Licensed insurance Agents have grown from 4,862 in 2012 to about 7,720 in 2016.
In 2016 Insurance Regulatory Authority (IRA) received 1,080 complaints against registered insurance companies in 2016, an increase from 620 complaints received in 2015.
The complaints related to the delayed settlement of claims, underpayment of claims, declined claims and mis-selling of insurance products.
“These complaints are linked to rogue insurance agents who must be weeded out,” Ndegea noted.
Out of the total complaints received, 60 percent were against general insurers while 40 percent were against long-term insurers according to the IRA 2016 report.
During the year, 70 percent of these complaints were resolved.
Currently, insurance penetration in Kenya stands at 2.73 per cent, which is considered low compared with the world average of 6.28 per cent.
However, in the wider East African region, Kenya accounts for 70 per cent of all insurance products bought.
Insurance in Kenya is mainly sourced through agents, brokers or directly by insurance companies with agents taking the lead by 46.3 percent.
In 2016, general insurance business underwriters incurred claims amounting to Sh54.86 billion, an increase of 11.8 percent from Sh49.05 billion incurred in 2015.
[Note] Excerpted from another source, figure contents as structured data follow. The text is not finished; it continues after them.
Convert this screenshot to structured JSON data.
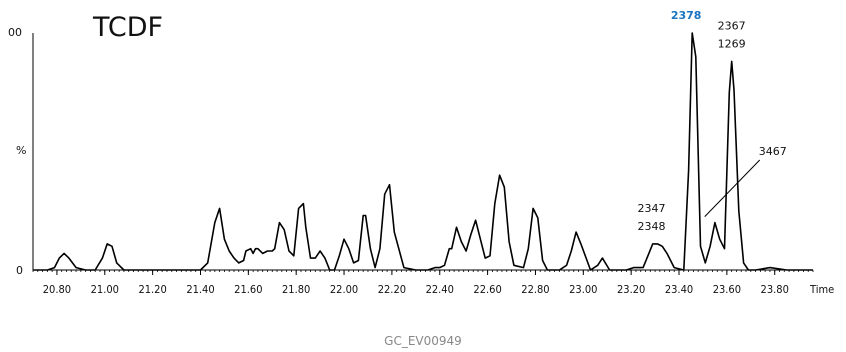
{
  "colors": {
    "trace": "#000000",
    "highlight": "#1a73c0",
    "footer": "#888888"
  },
  "chart_data": {
    "type": "line",
    "title": "TCDF",
    "xlabel": "Time",
    "ylabel_mid": "%",
    "y_tick_labels": [
      "00",
      "0"
    ],
    "xlim": [
      20.7,
      23.96
    ],
    "ylim": [
      0,
      100
    ],
    "x_ticks": [
      "20.80",
      "21.00",
      "21.20",
      "21.40",
      "21.60",
      "21.80",
      "22.00",
      "22.20",
      "22.40",
      "22.60",
      "22.80",
      "23.00",
      "23.20",
      "23.40",
      "23.60",
      "23.80"
    ],
    "annotations": [
      {
        "lines": [
          "2378"
        ],
        "x": 23.455,
        "y": 100,
        "highlight": true
      },
      {
        "lines": [
          "2367",
          "1269"
        ],
        "x": 23.62,
        "y": 88
      },
      {
        "lines": [
          "3467"
        ],
        "x": 23.52,
        "y": 20,
        "arrow": true
      },
      {
        "lines": [
          "2347",
          "2348"
        ],
        "x": 23.285,
        "y": 11
      }
    ],
    "series": [
      {
        "x": [
          20.7,
          20.76,
          20.79,
          20.81,
          20.83,
          20.85,
          20.88,
          20.92,
          20.96,
          20.99,
          21.01,
          21.03,
          21.05,
          21.08,
          21.12,
          21.3,
          21.4,
          21.43,
          21.46,
          21.48,
          21.5,
          21.52,
          21.54,
          21.56,
          21.58,
          21.59,
          21.61,
          21.62,
          21.63,
          21.64,
          21.66,
          21.68,
          21.7,
          21.71,
          21.73,
          21.75,
          21.77,
          21.79,
          21.81,
          21.83,
          21.84,
          21.86,
          21.88,
          21.9,
          21.92,
          21.94,
          21.96,
          21.98,
          22.0,
          22.02,
          22.04,
          22.06,
          22.08,
          22.09,
          22.11,
          22.13,
          22.15,
          22.17,
          22.19,
          22.21,
          22.25,
          22.3,
          22.35,
          22.38,
          22.4,
          22.42,
          22.44,
          22.45,
          22.47,
          22.49,
          22.51,
          22.53,
          22.55,
          22.57,
          22.59,
          22.61,
          22.63,
          22.65,
          22.67,
          22.69,
          22.71,
          22.75,
          22.77,
          22.79,
          22.81,
          22.83,
          22.85,
          22.9,
          22.93,
          22.95,
          22.97,
          22.99,
          23.03,
          23.06,
          23.08,
          23.11,
          23.14,
          23.18,
          23.21,
          23.23,
          23.25,
          23.27,
          23.29,
          23.31,
          23.33,
          23.35,
          23.38,
          23.42,
          23.44,
          23.455,
          23.47,
          23.49,
          23.51,
          23.53,
          23.55,
          23.57,
          23.59,
          23.61,
          23.62,
          23.63,
          23.65,
          23.67,
          23.69,
          23.72,
          23.78,
          23.85,
          23.96
        ],
        "y": [
          0,
          0,
          1,
          5,
          7,
          5,
          1,
          0,
          0,
          5,
          11,
          10,
          3,
          0,
          0,
          0,
          0,
          3,
          20,
          26,
          13,
          8,
          5,
          3,
          4,
          8,
          9,
          7,
          9,
          9,
          7,
          8,
          8,
          9,
          20,
          17,
          8,
          6,
          26,
          28,
          18,
          5,
          5,
          8,
          5,
          0,
          0,
          6,
          13,
          9,
          3,
          4,
          23,
          23,
          9,
          1,
          9,
          32,
          36,
          16,
          1,
          0,
          0,
          1,
          1,
          2,
          9,
          9,
          18,
          12,
          8,
          15,
          21,
          13,
          5,
          6,
          28,
          40,
          35,
          12,
          2,
          1,
          9,
          26,
          22,
          4,
          0,
          0,
          2,
          8,
          16,
          11,
          0,
          2,
          5,
          0,
          0,
          0,
          1,
          1,
          1,
          6,
          11,
          11,
          10,
          7,
          1,
          0,
          42,
          100,
          90,
          10,
          3,
          10,
          20,
          13,
          9,
          75,
          88,
          76,
          25,
          3,
          0,
          0,
          1,
          0,
          0
        ]
      }
    ]
  },
  "footer_id": "GC_EV00949"
}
The general insurance business classes with the highest premium income incurred larger proportions of claims with medical incurring 33 per cent of the total claims while motor classes of business incurred 50.5 per cent of the total claims.
The general insurance segment in Kenya recorded loss ratios ranging between 58.4 per cent and 62.7 per cent during the last five years, against a global benchmark range of 50 percent – 70 per cent.
Aviation, medical and motor private classes are the only classes that recorded loss ratios exceeding this global benchmark at 158.2 per cent, 75 per cent and 75.8 per cent respectively in 2016.
IRA in 2013 launched the Executive Certificate of Proficiency (ECOP) in Insurance in a bid to expand the agency force in the country.
Since its inception, IRA has trained over 1000 individuals in 29 counties.
Ndegea was speaking during the launch of Agency Choice Awards set for November 3, 2017.